But, for the mass market, California is no longer the primary place to get low end premium wines. By premium wines I mean wines that are in 750ml bottles, not box wines or jug wines (and yes, I know there are some trying to sell premium box wines). It can still be done, but I have found that in the last few years there is a smaller selection of sub $10 (US funds of course) California wines, and a much larger selection of wines from Chile and Australia in this pricerange.

This is not a bad thing for Australia by any stretch. As with California, as those wines improve the demand for them goes up, driving the prices up for wines from the better producers. I used to buy Stag's Leap Cabernet (SLV and FAY) for $23 a bottle. Today I cannot find it for less than about $80 a bottle. The wine isn't any better today than it was then, it is simply much more in demand. Thus, the prices are a lot higher.
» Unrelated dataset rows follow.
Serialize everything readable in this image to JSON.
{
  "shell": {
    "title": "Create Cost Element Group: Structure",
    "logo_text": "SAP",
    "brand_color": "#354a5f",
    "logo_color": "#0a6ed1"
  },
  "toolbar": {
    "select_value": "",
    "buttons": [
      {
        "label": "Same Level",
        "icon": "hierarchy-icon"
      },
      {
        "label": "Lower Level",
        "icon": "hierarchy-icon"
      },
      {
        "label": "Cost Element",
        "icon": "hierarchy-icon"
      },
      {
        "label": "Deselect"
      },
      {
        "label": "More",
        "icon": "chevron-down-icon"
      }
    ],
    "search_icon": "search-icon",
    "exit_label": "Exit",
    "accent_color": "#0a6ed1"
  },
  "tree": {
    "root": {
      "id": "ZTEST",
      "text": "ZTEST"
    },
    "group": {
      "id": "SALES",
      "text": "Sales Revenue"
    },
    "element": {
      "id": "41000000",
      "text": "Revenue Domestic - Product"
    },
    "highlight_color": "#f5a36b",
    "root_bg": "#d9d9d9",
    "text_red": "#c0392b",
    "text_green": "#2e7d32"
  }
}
If only Stag's Leap was a great california wine, nobody would care about California wines. MOST regions have at least a few great producers. What needs to happen is that people need to keep buying low end Australian wines, like them, and then try moving "up the range" so to speak. If those wines are worth their additional price, they will sell well and the demand for mid-priced Australian (and Chilean) wines will increase.

There are other wines more highly regarded in california than Stag's Leap. I have tasted some of them, but generally I am not in the financial league to drink $100+ bottles of wine (some bottles of things like Opus One are far more than that). With a bottle of Bourbon, you can stretch a purchase of something like PVW over months or years. A great wine is gone in one sitting...

As for the wine you mentioned, I will look for it and give it a taste. I generally only drink California wine for two reasons (1) To support the economy of the state I live in, as it is no sacrifice to only drink California wines and (2) I can go to the winery, meet the wine maker, try the wines, and find what I like in person. This is huge to me. Still, I'll take the challenge you've thrown down. I don't see it on the list for wine exchange, so I may have to hunt a bit.

Joel

BarItemsPlus1
06-13-2006, 02:58
Ah...I see your point Joel and I do concur!

Joel I would be quite happy to trade a few bottles of Aussie wine for some Bourbon that I may not be able to get onto, e.g. possibly some ol' dusties if you can get them or possibly new stock that I can't get at the moment

If you are interested PM me and we will sort it out.
Cheers!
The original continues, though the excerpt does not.